Sunday, April 15, 2012

30 Days Honesty Blogging Dare - Day 15

This 30 Days Honesty Blogging Dare is hosted by Tom Baker. Hop along over and check out his blog, including a list of the other participants in this fun - and sometimes challenging - dare.


Day 15: Given the choice between infinite time or infinite money, I would choose...


Hmm... infinite time... I take it that would refer to infinity on the earth? In that case I'd have to go for the money. In reality I believe that I will live forever - not on the earth, but no matter what happens - with Jesus in eternity. It is one of the promises that God makes to every child of His. However, I could think of a few things that I'd like to do with money while I'm on this planet. You see, I won't need any money where I'll be living forever, so I'll have that now, thank you very much.


Having lots of money is sometimes a bit scary for me. I think it is a big responsibility and that we should be good stewards of that which we are entrusted with. On the other hand I think having lots of money is also empowering. Nothing on the earth is really free, is it? 

If I had lots of money there are definitely some things that I would do for myself. I'm not going to pretend that I'll have nothing, or bottom of the range, while selflessly helping others in need. Who would I be kidding, anyway? For sure I would like to have a nice, homey, home. Not necessarily a mansion, but a place where I like to be, and where I feel safe when life gets hard. I would certainly like a nice garden, and I might need someone to keep it for me, because heaven knows, I only have a green thumb for weeds. I would like to see the world and travel, but I would like to have someone to share it with. What's the point if you have no one to tell how awesome you thought something was. I would just like to do what I need to - and some of what I want to - when I need to: regular visits to the hair dresser, a warm coat if I need one, or the right clothing for that winter ski holiday, or new tires for my car when they are due. I might not feel such a need to save or invest, seeing as the deal is infinite money. I'd like to eat healthy and always have fresh flowers in the house. And I'd like to have a nice - good quality bicycle to ride. I love cycling.

Please don't give me hundreds of pairs of shoes to have to choose from before getting dressed every day, or I'll never leave the house. Neither do I need lots of gold and diamonds. I'm a simple girl, but if I'm going to get something, I like it tasteful and stylish - the option that I really want, and not the one I have to have because I can't afford choice. 

I think if you had infinite money and all you thought about, was yourself, then I think you'll either get really bored, or in really deep trouble, really quickly. 
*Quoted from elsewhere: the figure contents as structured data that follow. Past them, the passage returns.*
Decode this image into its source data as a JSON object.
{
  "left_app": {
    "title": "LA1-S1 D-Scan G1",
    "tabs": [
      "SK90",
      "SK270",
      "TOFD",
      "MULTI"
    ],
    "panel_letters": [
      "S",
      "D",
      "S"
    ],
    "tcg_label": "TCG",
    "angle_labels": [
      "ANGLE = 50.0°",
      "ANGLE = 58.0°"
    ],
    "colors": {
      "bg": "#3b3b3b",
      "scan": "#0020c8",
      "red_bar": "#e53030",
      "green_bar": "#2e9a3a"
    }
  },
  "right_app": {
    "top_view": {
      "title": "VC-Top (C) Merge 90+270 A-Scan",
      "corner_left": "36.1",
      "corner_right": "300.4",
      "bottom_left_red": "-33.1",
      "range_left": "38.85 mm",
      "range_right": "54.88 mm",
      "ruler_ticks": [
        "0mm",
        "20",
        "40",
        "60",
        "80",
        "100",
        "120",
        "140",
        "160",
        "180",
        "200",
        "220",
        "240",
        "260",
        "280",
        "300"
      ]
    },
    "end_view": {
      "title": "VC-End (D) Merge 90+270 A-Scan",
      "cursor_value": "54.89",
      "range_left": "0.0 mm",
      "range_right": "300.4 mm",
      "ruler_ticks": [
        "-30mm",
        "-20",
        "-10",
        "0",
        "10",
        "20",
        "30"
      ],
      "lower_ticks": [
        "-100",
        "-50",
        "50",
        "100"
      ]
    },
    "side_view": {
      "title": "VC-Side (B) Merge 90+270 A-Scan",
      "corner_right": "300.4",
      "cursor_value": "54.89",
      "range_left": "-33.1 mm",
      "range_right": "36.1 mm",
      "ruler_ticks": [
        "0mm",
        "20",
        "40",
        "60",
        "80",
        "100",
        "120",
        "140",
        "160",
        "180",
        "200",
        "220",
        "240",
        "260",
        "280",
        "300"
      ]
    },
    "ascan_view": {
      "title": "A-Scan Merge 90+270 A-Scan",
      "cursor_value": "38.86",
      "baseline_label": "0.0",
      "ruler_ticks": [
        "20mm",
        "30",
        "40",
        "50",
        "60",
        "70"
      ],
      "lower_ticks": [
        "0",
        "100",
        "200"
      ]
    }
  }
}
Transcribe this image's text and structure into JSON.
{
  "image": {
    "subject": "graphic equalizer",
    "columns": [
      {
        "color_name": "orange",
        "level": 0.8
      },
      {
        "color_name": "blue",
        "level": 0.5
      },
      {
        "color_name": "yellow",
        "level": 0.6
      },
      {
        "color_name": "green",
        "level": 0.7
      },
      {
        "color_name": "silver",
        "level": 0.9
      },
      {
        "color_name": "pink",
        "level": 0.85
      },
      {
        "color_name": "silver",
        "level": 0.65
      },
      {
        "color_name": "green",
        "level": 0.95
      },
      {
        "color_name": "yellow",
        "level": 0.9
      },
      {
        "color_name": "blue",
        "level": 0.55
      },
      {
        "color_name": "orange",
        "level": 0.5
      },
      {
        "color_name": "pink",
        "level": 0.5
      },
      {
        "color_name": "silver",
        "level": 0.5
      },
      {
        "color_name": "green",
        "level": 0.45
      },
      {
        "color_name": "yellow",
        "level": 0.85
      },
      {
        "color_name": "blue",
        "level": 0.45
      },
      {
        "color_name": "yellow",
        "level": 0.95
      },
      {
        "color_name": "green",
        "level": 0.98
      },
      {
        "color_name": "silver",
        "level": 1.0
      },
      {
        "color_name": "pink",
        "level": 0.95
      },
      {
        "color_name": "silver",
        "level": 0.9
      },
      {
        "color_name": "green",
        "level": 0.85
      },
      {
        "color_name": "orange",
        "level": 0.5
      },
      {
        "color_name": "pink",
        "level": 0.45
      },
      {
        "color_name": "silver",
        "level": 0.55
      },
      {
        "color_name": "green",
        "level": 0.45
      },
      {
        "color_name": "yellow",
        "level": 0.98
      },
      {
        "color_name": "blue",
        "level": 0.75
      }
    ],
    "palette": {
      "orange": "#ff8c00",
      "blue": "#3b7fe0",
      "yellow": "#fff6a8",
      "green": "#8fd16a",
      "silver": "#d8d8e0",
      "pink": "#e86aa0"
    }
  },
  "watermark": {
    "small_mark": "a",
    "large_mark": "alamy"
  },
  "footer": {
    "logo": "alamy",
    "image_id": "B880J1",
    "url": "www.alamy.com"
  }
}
I would like to be able to help people; to meet needs if I knew about them without having to take food out of my own mouth or that of my family. Just this week I listened to a lady tell me through her tears how she is unable to afford a winter school uniform for her son. The seasons is changing and it is becoming cool in the morning. He is the only boy who does not have a warm uniform and he asks his mommy 'why?' She asked me how she is supposed to answer her nine year old son? How does she deal with being unable to meet her son's need, no matter how badly she wants to? Her story broke my heart. I want to take them shopping and make sure that he doesn't have to be cold. 

Equally have I been hungry before and it stirs my heart when I see others who are hungry. I know what it is like to be cold and have only one jersey to my name, or one blanket and it is not enough. I know what it is like to run out of gas, and to be too embarrassed to tell the truth, so you make up a lie. I also know that there are people who have experienced far worse poverty and need and disaster than I have. I think of those who have been diagnosed with illnesses and can't afford medical help. Those who so desperately want to have a baby and can't afford any alternative assistance / procedures. Those who work really hard and then can't afford to go to university/college, those who lose everything that perhaps they've worked for all their lives in ten minutes flat due to flood, tornado or other natural disasters. Those who don't have clean water to drink and have to walk miles for it - and then it is not even warm on a freezing winters night or morning. Those who have lost a loved one and can't afford to give them a proper burial. There is so much need in this world. I'm sure I've not even covered the whole tip of the ice berg.

If I had infinite money I would have liked to never become proud or haughty - to think that I'm somehow better for something that I didn't deserve to begin with. Money can do a lot, but it can't buy character or love. May I never be as foolish as to think that it does - not even for a moment - but if you think that you're going to be my "friend" because I'm rolling in it, then you've got another thing coming!